If it’s obscure Italian 4x4s with BMW power you’re into, though, they don’t come much more obscure than the Rayton-Fissore Magnum. An early attempt by lesser-known Italian coachbuilder Fissore to break into the burgeoning ’80s luxury 4×4 market, the Magnum was based on an Iveco truck chassis and somehow stayed in production between 1985 and 2003 without anyone really noticing. About 6,000 were built, a little over a sixth of which were sold in the US under the mononymous Laforza badge.

At one point during its long and confusing life, the Magnum/Laforza could be ordered with BMW’s long-lived M30 straight-six – just one engine in a car that, at various points, was also powered by a supercharged Fiat four-cylinder, an Alfa Romeo V6, both Ford and GM V8s and a range of diesels from whatever suppliers Fissore could find.

Image: Alexander Migl, CC BY-SA 4.0

De Tomaso Guarà

De Tomaso Guarà

De Tomaso Guarà

One of the final models to be sold by the original iteration of enigmatic Italian sports car maker De Tomaso, the 1993 Guarà was based on an earlier Maserati racing car called the Barchetta. Named after a South American wild dog and available as a coupe or roadster, the mid-engined model deviated from De Tomaso’s long association with Ford V8’s by switching to BMW power.
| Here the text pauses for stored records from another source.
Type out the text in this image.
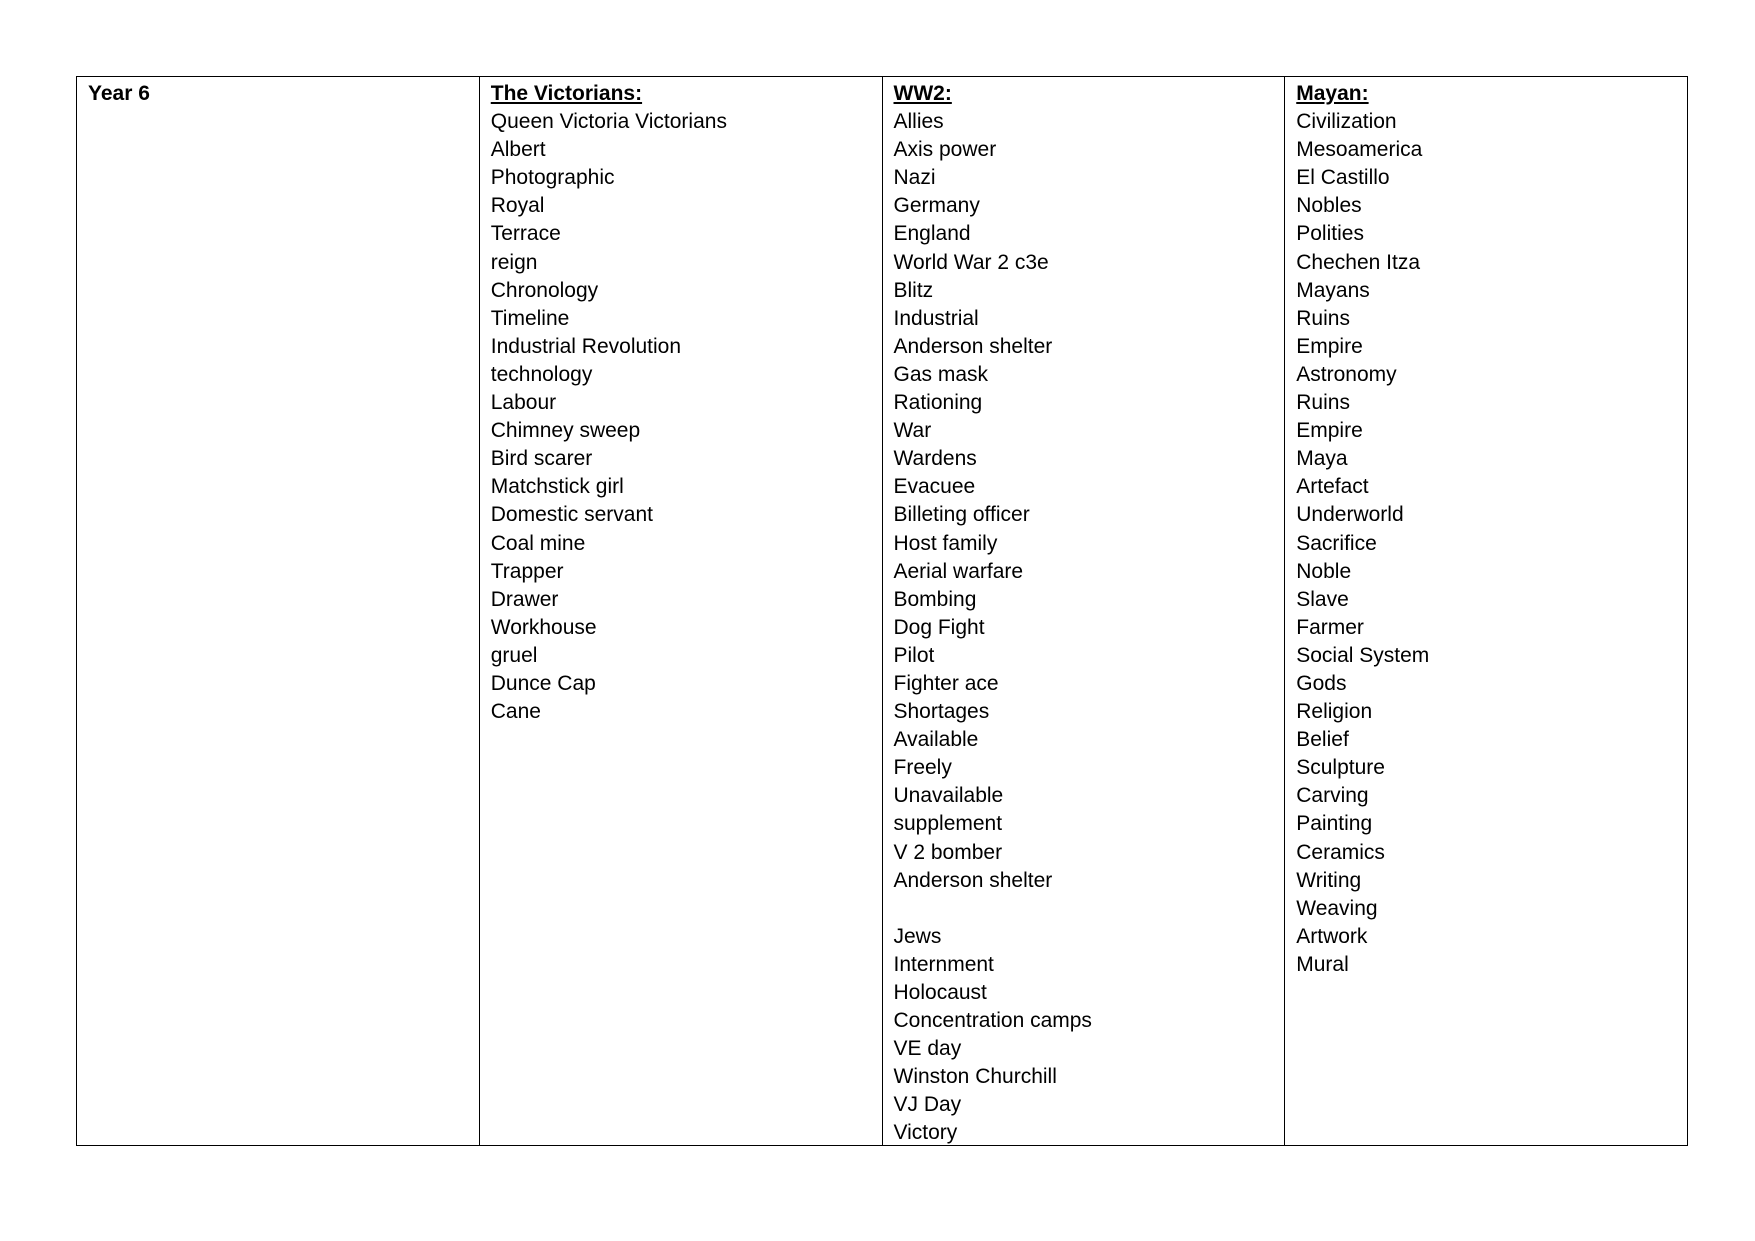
Year 6	The Victorians:
Queen Victoria Victorians
Albert
Photographic
Royal
Terrace
reign
Chronology
Timeline
Industrial Revolution
technology
Labour
Chimney sweep
Bird scarer
Matchstick girl
Domestic servant
Coal mine
Trapper
Drawer
Workhouse
gruel
Dunce Cap
Cane
WW2:
Allies
Axis power
Nazi
Germany
England
World War 2 c3e
Blitz
Industrial
Anderson shelter
Gas mask
Rationing
War
Wardens
Evacuee
Billeting officer
Host family
Aerial warfare
Bombing
Dog Fight
Pilot
Fighter ace
Shortages
Available
Freely
Unavailable
supplement
V 2 bomber
Anderson shelter
Jews
Internment
Holocaust
Concentration camps
VE day
Winston Churchill
VJ Day
Victory
Mayan:
Civilization
Mesoamerica
El Castillo
Nobles
Polities
Chechen Itza
Mayans
Ruins
Empire
Astronomy
Ruins
Empire
Maya
Artefact
Underworld
Sacrifice
Noble
Slave
Farmer
Social System
Gods
Religion
Belief
Sculpture
Carving
Painting
Ceramics
Writing
Weaving
Artwork
Mural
The engine in question was the 4.0-litre M60 V8, also found in the contemporary 5, 7 and 8 Series and producing 282bhp. However, cost concerns led to De Tomaso ditching the BMW motors in 1998 and going back to its original supplier, fitting a heavier and less refined but cheaper and gutsier Ford Mustang V8, after just a handful of BMW-powered Guaràs had been built.